Globules et conséquences est une bande dessinée de Catherine Pioli, parue en juin 2018. Vous pourrez en trouver à son sujet une chronique sur ActuaBD.com dont s'inspire ce spark. Cette BD retrace le combat contre la maladie de son autrice, illustratrice, qui, sur les conseil de son ami et agent, s'est mise à la bande dessinée pour témoigner des longs mois d'examens et traitements durant lesquels son corps s'est trouvé radicalement altéré. La maladie en question est la leucémie, cancer des cellules de la moelle osseuse.
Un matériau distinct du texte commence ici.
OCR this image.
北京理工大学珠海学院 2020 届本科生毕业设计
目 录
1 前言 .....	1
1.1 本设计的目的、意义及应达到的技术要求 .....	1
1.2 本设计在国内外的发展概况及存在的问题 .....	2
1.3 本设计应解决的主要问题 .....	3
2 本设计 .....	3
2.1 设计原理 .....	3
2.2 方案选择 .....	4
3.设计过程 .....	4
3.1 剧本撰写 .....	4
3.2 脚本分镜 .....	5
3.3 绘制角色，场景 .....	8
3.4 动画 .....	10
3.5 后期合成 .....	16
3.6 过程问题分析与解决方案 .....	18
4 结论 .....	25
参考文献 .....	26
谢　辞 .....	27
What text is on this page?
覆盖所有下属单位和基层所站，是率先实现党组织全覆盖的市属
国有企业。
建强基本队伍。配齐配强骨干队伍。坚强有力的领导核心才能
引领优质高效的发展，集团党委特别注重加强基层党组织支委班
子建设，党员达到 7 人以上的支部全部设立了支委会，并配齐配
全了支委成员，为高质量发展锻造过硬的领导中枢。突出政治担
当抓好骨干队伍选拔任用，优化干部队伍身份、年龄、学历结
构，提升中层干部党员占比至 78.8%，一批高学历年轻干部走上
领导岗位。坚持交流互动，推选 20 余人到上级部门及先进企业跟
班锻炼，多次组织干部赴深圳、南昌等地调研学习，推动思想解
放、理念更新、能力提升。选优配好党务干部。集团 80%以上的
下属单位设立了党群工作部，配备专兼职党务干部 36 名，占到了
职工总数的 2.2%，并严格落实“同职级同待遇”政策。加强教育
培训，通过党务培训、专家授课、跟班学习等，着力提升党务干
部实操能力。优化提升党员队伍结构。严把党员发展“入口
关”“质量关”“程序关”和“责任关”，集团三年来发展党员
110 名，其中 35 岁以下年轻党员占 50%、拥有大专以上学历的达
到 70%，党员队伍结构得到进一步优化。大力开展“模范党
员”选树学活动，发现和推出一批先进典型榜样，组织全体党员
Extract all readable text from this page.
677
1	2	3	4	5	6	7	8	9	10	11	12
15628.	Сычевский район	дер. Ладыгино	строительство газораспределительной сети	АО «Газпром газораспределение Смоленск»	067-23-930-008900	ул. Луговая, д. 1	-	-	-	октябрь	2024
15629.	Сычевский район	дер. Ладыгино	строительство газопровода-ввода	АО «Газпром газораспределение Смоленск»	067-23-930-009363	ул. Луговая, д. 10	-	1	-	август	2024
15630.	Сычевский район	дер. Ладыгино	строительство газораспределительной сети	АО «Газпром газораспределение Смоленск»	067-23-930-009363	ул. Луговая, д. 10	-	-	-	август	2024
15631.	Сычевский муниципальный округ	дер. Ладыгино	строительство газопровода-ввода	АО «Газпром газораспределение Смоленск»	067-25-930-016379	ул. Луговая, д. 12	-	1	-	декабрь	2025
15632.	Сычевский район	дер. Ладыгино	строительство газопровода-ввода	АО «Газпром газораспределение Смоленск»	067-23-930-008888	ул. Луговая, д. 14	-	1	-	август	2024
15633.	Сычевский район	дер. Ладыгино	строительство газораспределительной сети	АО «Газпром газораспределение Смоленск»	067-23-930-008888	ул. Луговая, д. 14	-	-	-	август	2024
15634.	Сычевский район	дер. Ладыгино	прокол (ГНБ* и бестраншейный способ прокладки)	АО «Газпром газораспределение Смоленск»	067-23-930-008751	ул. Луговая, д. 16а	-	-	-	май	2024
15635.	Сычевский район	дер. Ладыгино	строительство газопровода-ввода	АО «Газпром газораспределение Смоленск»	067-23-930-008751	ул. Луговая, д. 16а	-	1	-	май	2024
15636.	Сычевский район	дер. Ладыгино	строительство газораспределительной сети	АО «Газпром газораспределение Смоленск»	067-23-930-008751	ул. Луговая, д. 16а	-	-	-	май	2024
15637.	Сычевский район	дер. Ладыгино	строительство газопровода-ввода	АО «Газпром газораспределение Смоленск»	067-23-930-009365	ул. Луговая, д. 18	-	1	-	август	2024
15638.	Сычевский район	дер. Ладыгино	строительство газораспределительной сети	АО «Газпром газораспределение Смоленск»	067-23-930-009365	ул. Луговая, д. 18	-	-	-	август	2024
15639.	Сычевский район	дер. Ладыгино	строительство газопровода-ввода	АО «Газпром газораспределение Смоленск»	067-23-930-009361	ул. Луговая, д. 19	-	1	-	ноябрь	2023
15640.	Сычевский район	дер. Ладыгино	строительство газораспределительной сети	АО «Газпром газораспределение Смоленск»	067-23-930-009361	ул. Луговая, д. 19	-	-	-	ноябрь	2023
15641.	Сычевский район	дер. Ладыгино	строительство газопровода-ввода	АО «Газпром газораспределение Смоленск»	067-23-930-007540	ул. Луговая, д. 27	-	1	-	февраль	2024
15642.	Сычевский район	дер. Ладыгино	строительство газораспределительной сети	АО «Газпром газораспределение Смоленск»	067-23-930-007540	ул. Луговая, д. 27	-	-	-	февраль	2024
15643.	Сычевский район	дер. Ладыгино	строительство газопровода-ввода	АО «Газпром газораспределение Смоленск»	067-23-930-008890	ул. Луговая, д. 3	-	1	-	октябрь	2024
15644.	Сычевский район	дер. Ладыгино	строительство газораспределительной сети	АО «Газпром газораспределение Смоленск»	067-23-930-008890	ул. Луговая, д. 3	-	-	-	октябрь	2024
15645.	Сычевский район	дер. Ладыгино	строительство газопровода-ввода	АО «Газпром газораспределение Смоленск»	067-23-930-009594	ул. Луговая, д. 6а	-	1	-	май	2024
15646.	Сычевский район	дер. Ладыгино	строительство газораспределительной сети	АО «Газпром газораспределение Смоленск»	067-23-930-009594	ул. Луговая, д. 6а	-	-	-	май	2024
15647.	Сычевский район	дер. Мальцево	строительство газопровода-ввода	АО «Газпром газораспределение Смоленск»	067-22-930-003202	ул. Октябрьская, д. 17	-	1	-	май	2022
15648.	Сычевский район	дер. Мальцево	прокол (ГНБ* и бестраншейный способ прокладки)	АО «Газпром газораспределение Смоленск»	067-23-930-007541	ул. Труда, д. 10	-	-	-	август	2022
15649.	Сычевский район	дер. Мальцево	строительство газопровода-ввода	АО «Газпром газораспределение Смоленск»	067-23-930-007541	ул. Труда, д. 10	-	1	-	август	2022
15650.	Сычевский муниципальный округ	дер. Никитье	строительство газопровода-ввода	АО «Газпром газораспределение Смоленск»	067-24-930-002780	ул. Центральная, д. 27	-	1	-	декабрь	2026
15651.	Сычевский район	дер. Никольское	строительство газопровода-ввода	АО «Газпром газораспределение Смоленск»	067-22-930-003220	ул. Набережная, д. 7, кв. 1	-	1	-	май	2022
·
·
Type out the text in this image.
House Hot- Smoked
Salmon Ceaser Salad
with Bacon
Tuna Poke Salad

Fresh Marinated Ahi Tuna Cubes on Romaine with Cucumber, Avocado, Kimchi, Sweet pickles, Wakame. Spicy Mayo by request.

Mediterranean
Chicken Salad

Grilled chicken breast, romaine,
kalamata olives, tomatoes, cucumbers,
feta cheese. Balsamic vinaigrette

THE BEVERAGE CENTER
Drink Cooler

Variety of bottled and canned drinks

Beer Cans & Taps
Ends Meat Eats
Lorsque le récit débute, Catherine Pioli a 32 ans. Elle nous rappelle à quel point son corps avait été jusque-là pour elle une forteresse imprenable. Longtemps en excellente santé, elle éprouve d'un coup de terribles douleurs musculaires. Son corps se bloque, médicaments et séances d'ostéopathe n'y changent rien. Débute alors un parcours du combattant pour enfin établir un diagnostic.
Catherine Pioli offre dans son album une description à la fois décalée et distanciée de ce que son corps subit à travers les examens et traitements auxquels elle est soumise. Décalée car elle parvient à traiter cela avec humour.
Distanciée parce qu'elle opte dans le même temps pour une perspective d'observatrice technique témoignant de nombre de détails physiologiques liés à l'évolution de son état de santé.
L'album devient l'occasion d'expliqué de manière didactique en quoi consiste la leucémie. L'appendice du volume se transforme même en plaidoyer pour le don de moelle osseuse au cours de la description de la greffe dont Catherine Piolia elle-même bénéficié.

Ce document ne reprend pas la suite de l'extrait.